Oh dear, yet another book on inequality

Dorling feels that politicians of all hues should be called to account for overseeing such unprecedented rises in inequality that put us on a par with Victorian society. \”In countries like Britain, people last lived lives as unequal as today, as measured by wage inequality, in 1854, when Charles Dickens was writing Hard Times,\” he states.

Even if this is true, which I doubt, it\’s still piffle. What matters is not income (or even wealth) inequality but consumption inequality. And, given that we\’ve things like the welfare state, free at the point of use health care, free at the point of use education and so on it really is the purest piffle to try and claim Victorian levels of consumption inequality.

Think for a moment of what people who worry about inequality say is the problem with inequality. That there are different capabilities, that inequity means stark differences in life possibilities.

In Victorian times this would mean huge calorie inequality leading to again huge height inequality. The poor were short, the rich not. This is pretty much not true now. Anyone and everyone, from the poorest on up, can get (in the absence of the drink, drugs and general incapability problems of parents which do indeed still exist at times) the two to three thousand calories a day necessary to reach genetically possible height. The poor are no longer physically stunted by poverty.

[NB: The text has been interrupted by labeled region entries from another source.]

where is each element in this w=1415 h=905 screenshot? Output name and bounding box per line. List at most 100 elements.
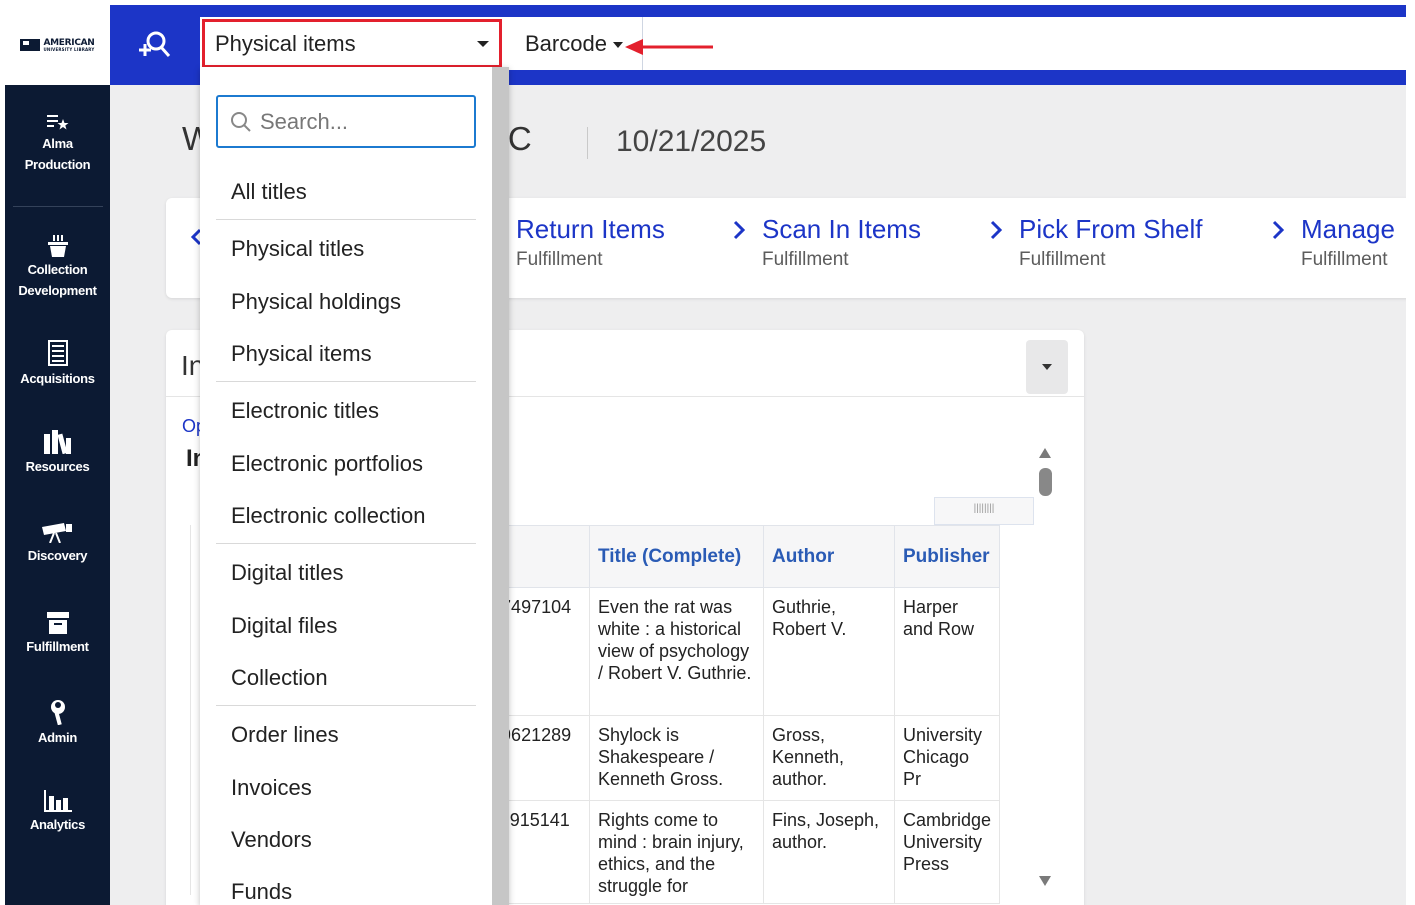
sidebar-item-resources[interactable]: Resources xyxy=(5,430,110,477)
option-invoices[interactable]: Invoices xyxy=(231,775,312,801)
task-title: Manage xyxy=(1301,214,1395,244)
logo-title: AMERICAN xyxy=(43,37,95,48)
logo-text: AMERICAN UNIVERSITY LIBRARY xyxy=(43,37,95,52)
sidebar-item-label-2: Production xyxy=(24,157,91,172)
sidebar-item-label-2: Development xyxy=(18,283,97,298)
logo-flag-icon xyxy=(20,39,41,51)
chevron-right-icon xyxy=(733,220,746,240)
dropdown-divider xyxy=(216,219,476,220)
task-return-items[interactable]: Return Items Fulfillment xyxy=(516,214,665,271)
task-subtitle: Fulfillment xyxy=(762,249,849,270)
task-subtitle: Fulfillment xyxy=(1019,249,1106,270)
collection-icon xyxy=(47,235,68,257)
table-vertical-scrollbar[interactable] xyxy=(1032,442,1058,892)
cell-title[interactable]: Even the rat was white : a historical vi… xyxy=(589,587,764,716)
task-manage[interactable]: Manage Fulfillment xyxy=(1272,214,1395,271)
dropdown-divider xyxy=(216,543,476,544)
option-electronic-portfolios[interactable]: Electronic portfolios xyxy=(231,451,423,477)
search-field-value: Barcode xyxy=(525,30,607,56)
table-row[interactable]: 94007497104 Even the rat was white : a h… xyxy=(452,587,1001,716)
search-type-select[interactable]: Physical items xyxy=(202,19,502,68)
task-pick-from-shelf[interactable]: Pick From Shelf Fulfillment xyxy=(990,214,1203,271)
sidebar-item-admin[interactable]: Admin xyxy=(5,699,110,748)
sidebar-item-collection-development[interactable]: Collection Development xyxy=(5,235,110,301)
sidebar-item-label: Admin xyxy=(38,730,77,745)
dropdown-divider xyxy=(216,705,476,706)
search-icon xyxy=(231,111,251,132)
option-vendors[interactable]: Vendors xyxy=(231,827,312,853)
option-digital-titles[interactable]: Digital titles xyxy=(231,560,343,586)
dropdown-search-box[interactable] xyxy=(216,95,476,148)
persistent-search-button[interactable] xyxy=(135,27,175,63)
search-type-dropdown: All titles Physical titles Physical hold… xyxy=(200,67,509,905)
column-header-author[interactable]: Author xyxy=(763,525,895,588)
widget-menu-button[interactable] xyxy=(1026,340,1068,394)
option-physical-holdings[interactable]: Physical holdings xyxy=(231,289,401,315)
column-header-title[interactable]: Title (Complete) xyxy=(589,525,764,588)
table-row[interactable]: 94009621289 Shylock is Shakespeare / Ken… xyxy=(452,715,1001,801)
search-field-select[interactable]: Barcode xyxy=(508,17,643,70)
cell-author: Fins, Joseph, author. xyxy=(763,800,895,904)
search-type-value: Physical items xyxy=(215,30,356,56)
caret-down-icon xyxy=(612,41,623,48)
bar-chart-icon xyxy=(43,790,72,812)
cell-title[interactable]: Shylock is Shakespeare / Kenneth Gross. xyxy=(589,715,764,801)
sidebar-item-alma-production[interactable]: Alma Production xyxy=(5,113,110,175)
search-plus-icon xyxy=(139,31,171,57)
column-header-publisher[interactable]: Publisher xyxy=(893,525,1001,588)
library-logo[interactable]: AMERICAN UNIVERSITY LIBRARY xyxy=(5,5,110,85)
sidebar-item-label: Alma xyxy=(42,136,73,151)
option-electronic-collection[interactable]: Electronic collection xyxy=(231,503,425,529)
option-all-titles[interactable]: All titles xyxy=(231,179,307,205)
scroll-up-icon[interactable] xyxy=(1039,448,1051,458)
title-separator xyxy=(587,127,588,159)
left-sidebar: AMERICAN UNIVERSITY LIBRARY Alma Product… xyxy=(5,5,110,905)
option-physical-titles[interactable]: Physical titles xyxy=(231,236,364,262)
task-title: Scan In Items xyxy=(762,214,921,244)
cell-publisher: Harper and Row xyxy=(893,587,1001,716)
task-subtitle: Fulfillment xyxy=(516,249,603,270)
option-digital-files[interactable]: Digital files xyxy=(231,613,337,639)
sidebar-item-acquisitions[interactable]: Acquisitions xyxy=(5,340,110,389)
scroll-thumb[interactable] xyxy=(1039,468,1052,496)
cell-title[interactable]: Rights come to mind : brain injury, ethi… xyxy=(589,800,764,904)
task-title: Pick From Shelf xyxy=(1019,214,1203,244)
scroll-down-icon[interactable] xyxy=(1039,876,1051,886)
chevron-right-icon xyxy=(990,220,1003,240)
option-funds[interactable]: Funds xyxy=(231,879,292,905)
task-title: Return Items xyxy=(516,214,665,244)
acquisitions-icon xyxy=(47,340,68,366)
column-resize-grip[interactable]: |||||||| xyxy=(934,497,1034,525)
cell-publisher: Cambridge University Press xyxy=(893,800,1001,904)
sidebar-item-label: Analytics xyxy=(29,817,86,832)
sidebar-item-label: Resources xyxy=(25,459,90,474)
option-electronic-titles[interactable]: Electronic titles xyxy=(231,398,379,424)
table-row[interactable]: 94011915141 Rights come to mind : brain … xyxy=(452,800,1001,904)
sidebar-item-discovery[interactable]: Discovery xyxy=(5,523,110,566)
sidebar-item-fulfillment[interactable]: Fulfillment xyxy=(5,612,110,657)
option-collection[interactable]: Collection xyxy=(231,665,328,691)
wrench-icon xyxy=(50,700,65,725)
chevron-down-icon xyxy=(477,41,489,47)
cell-author: Guthrie, Robert V. xyxy=(763,587,895,716)
chevron-right-icon xyxy=(1272,220,1285,240)
sidebar-item-label: Collection xyxy=(27,262,88,277)
cell-publisher: University Chicago Pr xyxy=(893,715,1001,801)
star-list-icon xyxy=(46,115,68,130)
table-header-row: code Title (Complete) Author Publisher xyxy=(452,525,1001,588)
sidebar-item-label: Fulfillment xyxy=(26,639,89,654)
option-physical-items[interactable]: Physical items xyxy=(231,341,372,367)
task-scan-in-items[interactable]: Scan In Items Fulfillment xyxy=(733,214,921,271)
task-subtitle: Fulfillment xyxy=(1301,249,1388,270)
table-left-edge xyxy=(190,525,200,895)
page-date: 10/21/2025 xyxy=(616,125,767,158)
results-table: code Title (Complete) Author Publisher 9… xyxy=(452,525,1001,904)
sidebar-item-analytics[interactable]: Analytics xyxy=(5,790,110,835)
dropdown-divider xyxy=(216,381,476,382)
logo-subtitle: UNIVERSITY LIBRARY xyxy=(43,46,95,52)
option-order-lines[interactable]: Order lines xyxy=(231,722,339,748)
chevron-down-icon xyxy=(1042,364,1052,370)
dropdown-scrollbar[interactable] xyxy=(492,67,509,905)
books-icon xyxy=(43,430,71,454)
dropdown-search-input[interactable] xyxy=(260,108,460,135)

So we\’ve yet another book telling us all how appalling things are while simply ignoring the fact that things are no where near as appalling as they were.

It might be true that the UK is more unequal than many other societies (this is in fact true whether we compare market incomes or post tax and post benefit incomes), it might be true that the UK is more unequal than we\’d like it to be (hey, your moral choice there) but it simply ain\’t true that the UK is anything like as unequal as it was in Victorian times.

2 thoughts on “Oh dear, yet another book on inequality”

  1. “The poor are no longer physically stunted by poverty”: unless you count sphericity as being stunted.

  2. And of course the item seems to beg the question of why inequality per se is bad. If the economic pie is expanding, and even the poorest members of a society are getting better off – what exactly is the problem?

    The egalitarian might argue that relative differences in wealth etc are bad because it fosters envy, resentment, and a “fractured society”; but it is just as easy to argue that a country where people are not allowed to be different and successful in case it triggers the ire of the envious is also likely to be an unpleasant one in a number of different ways.

    The inequality that should bother us, in this election time, is the gap between the public and private sectors: a large, state-funded client class on the one hand (often containing very wealthy, well connected people), and the private, wealth creating and increasingly highly taxed part. That is the real divide in this country that matters. Not surprisingly, none of the political parties seems interested in highlighting this issue directly.